La réplica de J. C. de la Puente al artículo de Carmen McEvoy permite abrir la discusión a una serie de temas que merecerían debatirse más ampliamente, en encuentros académicos o en la prensa.
De la Puente subraya la necesidad de explicar el rol que le cupo a Unanue, y a los de clase, “en la forja del Perú de injusticias y desigualdades del siglo XIX”. La mirada crítica desde la historia que reclama De la Puente es importante. Relatos desde el poder que exalten las virtudes republicanas de personajes que se baten en la conquista de derechos cívicos (libertad de expresión, derechos de propiedad, de reunión, etc.) no alcanzan. T. H. Marshall advierte que los derechos civiles conviven con las amargas exclusiones y condiciones laborales del capitalismo inglés del siglo XIX. Las luchas por los derechos sociales son las que levantan alertas en el sistema de explotación de la fuerza de trabajo “libre” y de los derechos “ciudadanos” de disfrute individual. Así, enarbolar la lucha por la libertad de asociación sindical, por el límite de edad en las minas –excluyendo a niños– despierta los despidos de la patronal, la represión de las fuerzas de seguridad y expone las resistencias del ‘establishment’ ante cualquier “traba” al proceso de acumulación del capital.
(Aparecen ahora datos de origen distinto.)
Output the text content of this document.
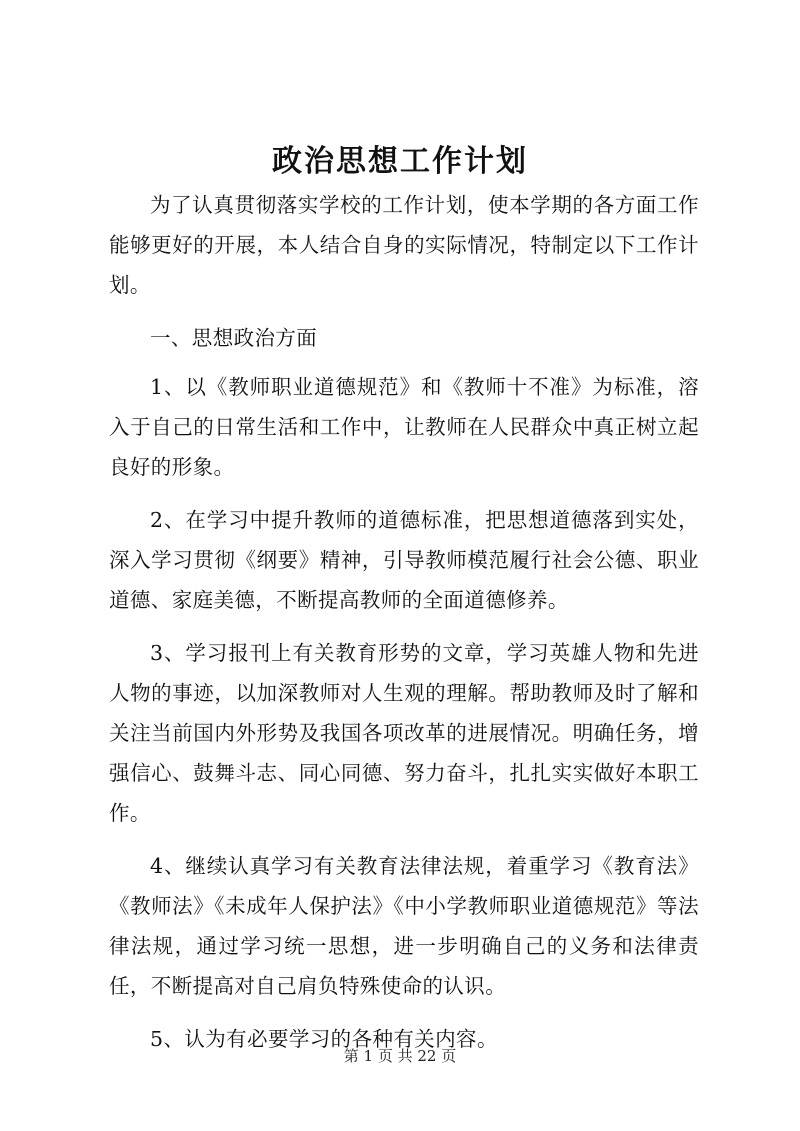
政治思想工作计划

为了认真贯彻落实学校的工作计划，使本学期的各方面工作能够更好的开展，本人结合自身的实际情况，特制定以下工作计划。

一、思想政治方面

1、以《教师职业道德规范》和《教师十不准》为标准，溶入于自己的日常生活和工作中，让教师在人民群众中真正树立起良好的形象。

2、在学习中提升教师的道德标准，把思想道德落到实处，深入学习贯彻《纲要》精神，引导教师模范履行社会公德、职业道德、家庭美德，不断提高教师的全面道德修养。

3、学习报刊上有关教育形势的文章，学习英雄人物和先进人物的事迹，以加深教师对人生观的理解。帮助教师及时了解和关注当前国内外形势及我国各项改革的进展情况。明确任务，增强信心、鼓舞斗志、同心同德、努力奋斗，扎扎实实做好本职工作。

4、继续认真学习有关教育法律法规，着重学习《教育法》《教师法》《未成年人保护法》《中小学教师职业道德规范》等法律法规，通过学习统一思想，进一步明确自己的义务和法律责任，不断提高对自己肩负特殊使命的认识。

5、认为有必要学习的各种有关内容。

第 1 页 共 22 页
Dejo este punto amplísimo para comentar la figura de Hipólito Unanue descrita por De la Puente: el prócer, pensador, colaborador del “Mercurio Peruano” y el propietario de esclavos en su hacienda. Como no soy historiadora sino socióloga, diré algo sobre la esclavitud en su tiempo (principios del siglo XIX). En Europa, la lucha por las libertades ciudadanas alcanzaba al hombre blanco. Pugnaba por cambiar las leyes europeas, donde la libertad era una condición, por lo general, transmitida por “sangre” (a los criollos y, en el límite, a mulatos). En las Américas, la esclavitud era la moneda común en las repúblicas y colonias, con excepciones (Chile y México). Y Haití, república de exesclavos negros.
Las potencias europeas, Estados Unidos y Brasil no van a reconocer la libertad de los esclavos sino después de la muerte de Unanue (1833). En definitiva, la esclavitud era un escenario tristemente “normalizado” en vida del viejo Unanue. Lo que no quiere decir que no se levantaran voces de denuncia, pero estaban lejos de ser voces de consenso.
Hacia la década de 1850, el escenario cambia notablemente. José Unanue, el hijo que infló el monto de indemnización por sus esclavos, ya convive con las ideas abolicionistas y con las del statu quo. Pese a ello, hasta 1850, en EE.UU., diez de los doce presidentes fueron propietarios de esclavos (las excepciones: John Adams y John Quincy Adams). Habrá que esperar a finales de la década para que los ciudadanos en el norte –donde el sentimiento antiesclavista era, asimismo, proclive a sentimientos racistas contra los negros– acepten gradualmente la causa abolicionista en toda la Unión. Nótese que Lincoln antes de la guerra se oponía a la esclavitud, pero no abrazaba la causa abolicionista que, pensaba, acrecentaría los “males” del país. Se menciona el paseo de Unanue y O’Higgins –otro propietario de esclavos–, en 1820. Pues bien, Lincoln mantenía relaciones afectuosas con su suegro y familia política, los Todd, propietarios y comerciantes de esclavos en Kentucky. En 1847, Lincoln visita y permanece tres semanas con ellos y “sus” esclavos. Así pues, ambos mundos, el esclavista y el otro, no necesariamente abolicionista pero donde no había esclavos, convivían en la época. Muchas veces en términos “amables” para los paseantes, distanciados de sus tristísimos entornos.
La mentalidad que concibe un mundo sin esclavos se forja con los siglos, desde el esclavo “criatura de Dios”, que merece un trato “misericordioso” en el XVI, hasta la representación de ese sujeto como “hombre libre”, a mediados del XIX, pero que no es la de un “ciudadano” pleno. Para esto habrá que esperar al siglo XX.
Volviendo a la figura de Unanue, sería bueno distinguir entre estas dos generaciones, la de 1820 y la de 1850, entre el padre y el hijo. Porque esa distancia temporal es significativa en la forja de las ideas sobre la esclavitud y el abolicionismo en las Américas.
El bicentenario puede dar pie a una reflexión sobre nuestros relatos que se construyen desde el poder y los otros, desde los márgenes. Y, eventualmente, abrir la discusión para mirar con sentido crítico esas “entrañables” representaciones épicas de nuestros héroes-estatua, lo que nos permitiría, eventualmente, perfilar a los próceres con sus hondas “contradicciones” humanas y de clase como sostienen los dos historiadores en sus diferentes textos y desde diferentes enfoques. Vinculando –y no retirando– esas figuras históricas con los mecanismos del tiempo en que vivieron.